By the way, this image is from a very helpful article which should also be helpful for understanding this issue.
If you look at our observable universe, there is no bulk antimatter. Physicists discovered antimatter experimentally, and the present standard model of physics posits the existence of antimatter.
BUT to generate antimatter , one has to spend at least the energy of generating twice the mass, particle and antiparticle, and this can only happen in an accelerator which will have to be fed with a lot more extra energy so that the beams, colliding or hitting targets, can generate the particle antiparticle pair. They come in pairs because of conservations laws, lepton number for electrons and positrons, baryon number for protons and antiprotons.
Fusion utilizes the existing nuclear state taking advantage of the binding energy curve, rearanging existing particles not creating new ones.
With this in mind, :
can antimatter ever actually be superior to fusion in terms of being used to generate electricity?
No.
is trying to develop the most efficient form of fusion (possibly combining a fission cycle) the best way to go about it
In terms of energy in energy out yes, it is much more efficient.
if we can bypass engineering issues, in principle, antimatter electricity generation could one day be superior (more useful energy out for what we put in
Not for cost, creating antiparticles is very costly.

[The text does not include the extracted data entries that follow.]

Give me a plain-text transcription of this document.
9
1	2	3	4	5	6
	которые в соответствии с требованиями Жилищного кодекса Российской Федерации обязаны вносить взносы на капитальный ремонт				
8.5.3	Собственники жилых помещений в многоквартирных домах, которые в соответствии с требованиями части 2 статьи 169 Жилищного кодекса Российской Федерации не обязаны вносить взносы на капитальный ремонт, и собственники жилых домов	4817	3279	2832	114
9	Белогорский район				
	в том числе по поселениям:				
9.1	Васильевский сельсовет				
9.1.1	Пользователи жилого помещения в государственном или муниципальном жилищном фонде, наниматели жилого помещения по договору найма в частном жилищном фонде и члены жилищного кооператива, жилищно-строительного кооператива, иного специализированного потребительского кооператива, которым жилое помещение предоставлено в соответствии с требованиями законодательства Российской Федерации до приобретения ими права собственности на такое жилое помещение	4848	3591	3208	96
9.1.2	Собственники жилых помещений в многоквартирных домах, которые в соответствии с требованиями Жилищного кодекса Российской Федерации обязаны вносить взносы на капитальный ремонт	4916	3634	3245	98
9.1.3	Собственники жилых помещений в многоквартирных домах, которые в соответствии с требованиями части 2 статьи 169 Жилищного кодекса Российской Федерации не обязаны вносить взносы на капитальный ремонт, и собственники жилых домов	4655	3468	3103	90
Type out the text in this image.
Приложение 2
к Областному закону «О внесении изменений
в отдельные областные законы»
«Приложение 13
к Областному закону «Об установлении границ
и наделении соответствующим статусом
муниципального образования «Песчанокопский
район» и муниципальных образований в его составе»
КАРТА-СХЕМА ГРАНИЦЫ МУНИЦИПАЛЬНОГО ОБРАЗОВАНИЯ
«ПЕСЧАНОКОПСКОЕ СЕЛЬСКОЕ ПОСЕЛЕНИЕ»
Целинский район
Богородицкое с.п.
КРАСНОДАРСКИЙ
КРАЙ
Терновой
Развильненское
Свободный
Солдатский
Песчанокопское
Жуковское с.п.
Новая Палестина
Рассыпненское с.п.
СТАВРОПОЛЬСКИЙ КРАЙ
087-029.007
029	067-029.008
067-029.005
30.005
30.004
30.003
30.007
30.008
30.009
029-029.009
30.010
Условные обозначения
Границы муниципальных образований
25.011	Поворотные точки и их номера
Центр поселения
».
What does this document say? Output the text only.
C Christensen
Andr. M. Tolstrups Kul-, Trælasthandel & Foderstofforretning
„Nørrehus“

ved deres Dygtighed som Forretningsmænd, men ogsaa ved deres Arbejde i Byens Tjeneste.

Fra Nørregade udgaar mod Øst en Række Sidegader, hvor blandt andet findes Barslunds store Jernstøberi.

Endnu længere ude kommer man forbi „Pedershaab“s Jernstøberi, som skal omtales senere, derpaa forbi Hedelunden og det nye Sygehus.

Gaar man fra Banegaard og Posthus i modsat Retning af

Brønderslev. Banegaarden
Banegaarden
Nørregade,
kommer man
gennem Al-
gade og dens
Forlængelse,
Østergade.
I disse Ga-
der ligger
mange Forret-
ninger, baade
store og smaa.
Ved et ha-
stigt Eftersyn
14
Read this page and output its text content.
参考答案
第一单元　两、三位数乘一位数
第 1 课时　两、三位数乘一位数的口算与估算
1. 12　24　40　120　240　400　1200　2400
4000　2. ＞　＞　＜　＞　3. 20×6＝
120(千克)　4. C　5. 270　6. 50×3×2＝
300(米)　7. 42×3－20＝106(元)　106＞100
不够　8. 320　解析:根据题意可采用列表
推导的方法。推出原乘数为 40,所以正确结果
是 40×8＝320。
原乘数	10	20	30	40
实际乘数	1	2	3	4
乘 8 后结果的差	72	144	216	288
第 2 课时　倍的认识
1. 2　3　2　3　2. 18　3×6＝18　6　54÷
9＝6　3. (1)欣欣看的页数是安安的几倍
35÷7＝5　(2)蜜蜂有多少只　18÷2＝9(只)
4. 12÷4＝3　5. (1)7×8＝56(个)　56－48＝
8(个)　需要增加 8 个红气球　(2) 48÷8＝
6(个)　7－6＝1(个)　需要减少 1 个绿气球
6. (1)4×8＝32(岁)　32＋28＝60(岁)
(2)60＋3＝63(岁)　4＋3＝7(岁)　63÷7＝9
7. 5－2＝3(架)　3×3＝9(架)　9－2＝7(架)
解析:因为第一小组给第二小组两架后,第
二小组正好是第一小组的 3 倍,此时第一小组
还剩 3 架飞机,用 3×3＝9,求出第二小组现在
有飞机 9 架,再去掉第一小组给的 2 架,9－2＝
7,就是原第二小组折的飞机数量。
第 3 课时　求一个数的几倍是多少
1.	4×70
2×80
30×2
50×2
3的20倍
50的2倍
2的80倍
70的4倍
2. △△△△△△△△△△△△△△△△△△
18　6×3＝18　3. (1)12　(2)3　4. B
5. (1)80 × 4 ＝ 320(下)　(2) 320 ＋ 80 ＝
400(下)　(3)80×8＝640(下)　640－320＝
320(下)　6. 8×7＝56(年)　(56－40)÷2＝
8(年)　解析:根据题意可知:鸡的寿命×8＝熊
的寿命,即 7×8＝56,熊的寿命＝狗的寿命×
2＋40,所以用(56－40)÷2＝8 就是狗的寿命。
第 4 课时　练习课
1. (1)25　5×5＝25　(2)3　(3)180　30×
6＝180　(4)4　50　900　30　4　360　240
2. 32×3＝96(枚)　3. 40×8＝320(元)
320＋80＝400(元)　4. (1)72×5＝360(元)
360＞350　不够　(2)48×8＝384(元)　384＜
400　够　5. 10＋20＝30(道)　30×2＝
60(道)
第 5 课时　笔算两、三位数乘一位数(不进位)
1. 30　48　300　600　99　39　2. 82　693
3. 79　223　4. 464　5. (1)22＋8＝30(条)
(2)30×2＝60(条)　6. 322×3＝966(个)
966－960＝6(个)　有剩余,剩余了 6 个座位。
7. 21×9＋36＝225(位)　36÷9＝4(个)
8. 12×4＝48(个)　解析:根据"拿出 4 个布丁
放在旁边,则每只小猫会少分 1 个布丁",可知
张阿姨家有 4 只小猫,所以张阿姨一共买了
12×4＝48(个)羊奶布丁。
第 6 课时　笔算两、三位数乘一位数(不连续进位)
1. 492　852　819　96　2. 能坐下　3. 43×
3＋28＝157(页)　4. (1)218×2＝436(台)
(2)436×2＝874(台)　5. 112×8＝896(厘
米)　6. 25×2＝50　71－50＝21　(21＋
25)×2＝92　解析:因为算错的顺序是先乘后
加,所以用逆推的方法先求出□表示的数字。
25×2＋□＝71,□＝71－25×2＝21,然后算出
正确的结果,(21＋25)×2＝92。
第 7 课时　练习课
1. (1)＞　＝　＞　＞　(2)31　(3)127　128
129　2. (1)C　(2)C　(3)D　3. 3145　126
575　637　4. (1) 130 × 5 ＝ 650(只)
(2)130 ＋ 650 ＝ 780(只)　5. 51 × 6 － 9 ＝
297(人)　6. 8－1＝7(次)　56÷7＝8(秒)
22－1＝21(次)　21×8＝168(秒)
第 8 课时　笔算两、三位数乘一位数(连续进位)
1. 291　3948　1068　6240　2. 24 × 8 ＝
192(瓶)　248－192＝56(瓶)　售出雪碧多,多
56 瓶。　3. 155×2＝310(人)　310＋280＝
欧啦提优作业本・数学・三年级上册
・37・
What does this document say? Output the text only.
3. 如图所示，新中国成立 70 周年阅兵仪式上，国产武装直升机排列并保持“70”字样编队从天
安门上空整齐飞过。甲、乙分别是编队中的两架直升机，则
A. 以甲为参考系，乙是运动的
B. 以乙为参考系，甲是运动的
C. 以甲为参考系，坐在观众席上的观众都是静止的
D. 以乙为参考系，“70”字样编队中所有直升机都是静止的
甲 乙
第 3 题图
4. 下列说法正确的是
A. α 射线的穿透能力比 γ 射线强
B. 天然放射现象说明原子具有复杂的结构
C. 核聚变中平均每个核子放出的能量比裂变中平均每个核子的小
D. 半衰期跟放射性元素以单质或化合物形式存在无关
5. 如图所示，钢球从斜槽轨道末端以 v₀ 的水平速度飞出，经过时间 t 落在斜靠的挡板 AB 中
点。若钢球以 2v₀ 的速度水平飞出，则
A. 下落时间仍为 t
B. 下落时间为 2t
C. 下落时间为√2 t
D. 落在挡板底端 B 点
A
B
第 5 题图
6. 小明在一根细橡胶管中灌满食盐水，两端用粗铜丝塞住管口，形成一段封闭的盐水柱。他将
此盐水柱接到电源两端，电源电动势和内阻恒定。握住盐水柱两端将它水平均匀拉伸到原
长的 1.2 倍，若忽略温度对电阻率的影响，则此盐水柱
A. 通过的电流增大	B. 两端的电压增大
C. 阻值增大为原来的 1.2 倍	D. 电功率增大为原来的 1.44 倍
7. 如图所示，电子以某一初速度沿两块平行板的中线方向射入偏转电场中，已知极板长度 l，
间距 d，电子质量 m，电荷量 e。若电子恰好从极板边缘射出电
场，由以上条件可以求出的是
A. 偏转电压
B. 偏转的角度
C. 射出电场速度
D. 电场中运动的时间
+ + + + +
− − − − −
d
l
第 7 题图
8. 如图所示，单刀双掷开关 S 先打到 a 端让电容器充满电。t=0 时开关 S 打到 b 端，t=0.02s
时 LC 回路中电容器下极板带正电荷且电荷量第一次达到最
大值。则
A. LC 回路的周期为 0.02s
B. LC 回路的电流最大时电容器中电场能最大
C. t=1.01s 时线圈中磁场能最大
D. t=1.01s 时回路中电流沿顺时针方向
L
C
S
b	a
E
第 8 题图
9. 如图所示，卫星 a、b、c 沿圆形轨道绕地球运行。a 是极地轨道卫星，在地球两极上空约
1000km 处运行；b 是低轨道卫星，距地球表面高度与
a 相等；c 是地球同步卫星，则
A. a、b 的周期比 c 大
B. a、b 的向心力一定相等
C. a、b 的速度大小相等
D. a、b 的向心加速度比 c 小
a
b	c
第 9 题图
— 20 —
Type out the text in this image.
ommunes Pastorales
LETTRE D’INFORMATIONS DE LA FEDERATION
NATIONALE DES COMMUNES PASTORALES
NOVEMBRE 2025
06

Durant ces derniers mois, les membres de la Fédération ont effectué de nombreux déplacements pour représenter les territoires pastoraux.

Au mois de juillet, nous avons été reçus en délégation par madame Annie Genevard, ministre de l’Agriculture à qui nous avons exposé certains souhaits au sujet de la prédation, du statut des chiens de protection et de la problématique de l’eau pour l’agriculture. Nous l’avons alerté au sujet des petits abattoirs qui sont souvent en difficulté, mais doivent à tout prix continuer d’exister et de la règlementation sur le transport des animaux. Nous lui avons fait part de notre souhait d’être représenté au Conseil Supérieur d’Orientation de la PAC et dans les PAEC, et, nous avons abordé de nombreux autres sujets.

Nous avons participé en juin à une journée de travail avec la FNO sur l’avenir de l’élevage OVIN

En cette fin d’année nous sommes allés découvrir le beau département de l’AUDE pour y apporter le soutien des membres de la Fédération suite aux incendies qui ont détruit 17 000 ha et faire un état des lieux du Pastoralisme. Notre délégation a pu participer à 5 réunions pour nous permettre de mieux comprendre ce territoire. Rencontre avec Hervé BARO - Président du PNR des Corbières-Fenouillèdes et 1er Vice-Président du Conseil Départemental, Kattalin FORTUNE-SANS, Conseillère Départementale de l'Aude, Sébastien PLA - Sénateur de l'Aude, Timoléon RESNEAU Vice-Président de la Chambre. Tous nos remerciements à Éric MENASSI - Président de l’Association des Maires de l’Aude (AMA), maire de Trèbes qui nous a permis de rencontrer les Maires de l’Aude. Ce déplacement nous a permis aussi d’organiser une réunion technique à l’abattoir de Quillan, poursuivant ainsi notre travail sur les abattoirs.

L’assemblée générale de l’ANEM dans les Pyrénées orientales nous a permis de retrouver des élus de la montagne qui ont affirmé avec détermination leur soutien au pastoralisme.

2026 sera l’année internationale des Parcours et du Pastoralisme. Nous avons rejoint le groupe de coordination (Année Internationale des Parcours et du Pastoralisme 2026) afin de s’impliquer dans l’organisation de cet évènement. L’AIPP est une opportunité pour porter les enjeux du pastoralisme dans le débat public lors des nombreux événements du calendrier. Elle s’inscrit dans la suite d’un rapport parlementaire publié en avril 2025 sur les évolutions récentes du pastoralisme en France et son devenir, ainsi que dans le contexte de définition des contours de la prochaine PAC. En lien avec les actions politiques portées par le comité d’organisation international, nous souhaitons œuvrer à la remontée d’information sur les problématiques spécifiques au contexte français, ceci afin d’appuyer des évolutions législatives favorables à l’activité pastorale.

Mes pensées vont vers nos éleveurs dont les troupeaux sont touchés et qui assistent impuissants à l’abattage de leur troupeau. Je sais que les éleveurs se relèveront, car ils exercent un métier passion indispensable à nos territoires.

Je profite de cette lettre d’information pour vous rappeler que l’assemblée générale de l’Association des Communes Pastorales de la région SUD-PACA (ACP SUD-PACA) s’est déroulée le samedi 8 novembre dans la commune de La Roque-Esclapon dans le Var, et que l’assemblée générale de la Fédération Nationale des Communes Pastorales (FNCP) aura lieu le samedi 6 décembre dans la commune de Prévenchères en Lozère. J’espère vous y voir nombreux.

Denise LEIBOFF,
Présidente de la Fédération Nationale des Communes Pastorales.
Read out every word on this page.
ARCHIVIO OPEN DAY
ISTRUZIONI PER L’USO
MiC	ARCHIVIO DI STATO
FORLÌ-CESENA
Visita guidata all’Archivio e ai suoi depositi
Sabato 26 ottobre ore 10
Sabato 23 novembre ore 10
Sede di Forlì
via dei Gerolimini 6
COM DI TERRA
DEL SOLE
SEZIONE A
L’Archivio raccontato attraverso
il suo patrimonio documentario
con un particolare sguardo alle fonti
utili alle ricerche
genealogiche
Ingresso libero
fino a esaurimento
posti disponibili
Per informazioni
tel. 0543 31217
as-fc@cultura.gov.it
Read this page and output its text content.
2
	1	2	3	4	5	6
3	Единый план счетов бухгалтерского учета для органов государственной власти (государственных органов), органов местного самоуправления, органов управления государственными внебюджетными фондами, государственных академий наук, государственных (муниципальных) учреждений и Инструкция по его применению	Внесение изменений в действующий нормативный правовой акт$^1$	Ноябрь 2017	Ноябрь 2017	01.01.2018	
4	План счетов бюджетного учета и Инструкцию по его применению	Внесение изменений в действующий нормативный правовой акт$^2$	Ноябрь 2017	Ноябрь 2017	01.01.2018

For usefulness in space travel, if antimatter could be stored, which I find doubtful, it might be efficient. At the moment though magnetic fields are needed to store antimatter plasma, and those are also energy eaters. All in all fusion wins in the energy balance sheet.
Best Answer
Matter-antimatter annihilation, such as an electron annihilating with a positron to form two high-energy photons, can convert 100% of the mass into radiation. So fission and fusion are far from the most efficient ways to convert mass into other forms of energy. Unfortunately, the universe appears to contain almost no antimatter.